Analyze Text Helper¶
openmed.analyze_text is the top-level orchestrator that most users start with. It validates input, spins up a token-classification pipeline, segments sentences with pySBD, and normalizes the output so you can copy dict/JSON/HTML/CSV payloads straight into downstream systems.
Quick reference¶
from openmed import analyze_text
result = analyze_text(
text="Patient started on imatinib for chronic myeloid leukemia.",
model_name="disease_detection_superclinical",
aggregation_strategy="simple",
output_format="json",
include_confidence=True,
confidence_threshold=0.55,
group_entities=True,
metadata={"source": "clinic-note-42"},
)
print(result[:200]) # JSON string in this configuration
Key arguments¶
model_name: registry alias, full Hugging Face id, or local model directory. Useopenmed.list_models()if you need auto-discovery.model_id: alias formodel_name, supported for API-style callers that use model-id terminology.aggregation_strategy: forwarded to the HF pipeline.simple(default) yields grouped tokens;Nonekeeps raw tokens.output_format:"dict"(default, returnsPredictionResult),"json","html", or"csv".include_confidence&confidence_threshold: control the final payload; defaults keep all scores.group_entities: merge adjacent spans of the same label after formatting.formatter_kwargs: forwarded toopenmed.processing.format_predictions.- Sentence options (
sentence_detection,sentence_language,sentence_clean,sentence_segmenter) wrap pySBD so each prediction carries the sentence span; disable them if latency matters more than helper metadata.
Chunking & truncation¶
result = analyze_text(
text=long_report,
model_name="pharma_detection_superclinical",
aggregation_strategy=None, # work with raw tokens
max_length=512, # forwarded to HF pipeline
truncation=True, # enforce length (default)
sentence_detection=False, # skip pySBD to save ~2ms per note
)
When you need full-control over tokenizer behaviour:
- Pass
max_length/truncationviapipeline_kwargs.
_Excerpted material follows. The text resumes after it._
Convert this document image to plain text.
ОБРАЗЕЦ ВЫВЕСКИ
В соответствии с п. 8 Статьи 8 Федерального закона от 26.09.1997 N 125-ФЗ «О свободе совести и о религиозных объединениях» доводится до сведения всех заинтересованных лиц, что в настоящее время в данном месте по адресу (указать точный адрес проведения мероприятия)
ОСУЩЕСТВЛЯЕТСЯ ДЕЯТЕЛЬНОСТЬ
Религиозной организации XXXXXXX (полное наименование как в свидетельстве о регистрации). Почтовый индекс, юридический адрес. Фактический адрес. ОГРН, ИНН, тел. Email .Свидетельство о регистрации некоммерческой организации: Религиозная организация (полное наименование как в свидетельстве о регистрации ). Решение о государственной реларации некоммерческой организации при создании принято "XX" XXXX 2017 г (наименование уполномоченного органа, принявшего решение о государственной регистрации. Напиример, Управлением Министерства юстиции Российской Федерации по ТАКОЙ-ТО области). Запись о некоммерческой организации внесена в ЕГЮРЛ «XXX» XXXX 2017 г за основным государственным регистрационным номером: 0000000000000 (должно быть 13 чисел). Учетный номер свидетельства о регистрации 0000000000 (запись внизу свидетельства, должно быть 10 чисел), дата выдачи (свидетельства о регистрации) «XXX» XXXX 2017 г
If you skip truncation, the helper sets the tokenizer max length to unlimited (0) so HF pipelines accept longer inputs. - Provide
batch_sizeornum_workersinpipeline_kwargsand they will be forwarded to the pipeline call but not to the constructor. - Enable medical token remapping with
OpenMedConfig(use_medical_tokenizer=True)to group outputs onto clinical-friendly tokens without changing the model tokenizer.
Loading from a local path¶
Pass an existing model directory to model_name or model_id when the model files are already present on disk:
import os
from openmed import OpenMedConfig, analyze_text
local_path = os.path.abspath("./models/OpenMed-NER-DiseaseDetect-SuperClinical-434M")
config = OpenMedConfig(device="cpu")
result = analyze_text(
"Patient presents with chronic myeloid leukemia and Type 2 diabetes.",
model_id=local_path,
config=config,
)
for entity in result.entities:
print(entity.text, entity.label)
When the identifier points to an existing local path, OpenMed asks Transformers to load with local_files_only=True by default. That keeps air-gapped deployments from validating or downloading the model from the Hugging Face Hub. If any required tokenizer, config, or weight file is missing, loading fails locally with the underlying Transformers error.
Streaming multiple texts¶
analyze_text is optimized for single inputs. For batch jobs, keep a ModelLoader instance around and reuse its pipelines:
from openmed import ModelLoader, format_predictions
loader = ModelLoader()
pipeline = loader.create_pipeline("disease_detection_superclinical")
for note in notes:
raw = pipeline(note, batch_size=16)
formatted = format_predictions(raw, note, model_name="Disease Detection")
print(formatted.entities[:3])
See ModelLoader & Pipelines for details on caching, GPU selection, and tokenizer reuse.
HTML/CSV rendering¶
html = analyze_text(
text,
model_name="oncology_detection_superclinical",
output_format="html",
formatter_kwargs={
"html_class": "openmed-highlights",
"tag_colors": {"CANCER": "#d97706"},
},
)
csv_rows = analyze_text(
text,
model_name="pharma_detection_superclinical",
output_format="csv",
)
The HTML formatter emits a ready-to-embed snippet for dashboards; CSV mode writes row strings (header + body). Both respect confidence_threshold and group_entities.
Validation behaviours¶
Behind the scenes analyze_text calls:
validate_input— trims whitespace and enforces max lengths.validate_model_name— normalizes registry aliases.- Sentence detection (
openmed.processing.sentences) — optional pySBD segmentation with language hints. OutputFormatter— see Advanced NER & Output Formatting for available kwargs.
If you need custom validation or logging, inject your own OpenMedConfig or reuse a configured ModelLoader.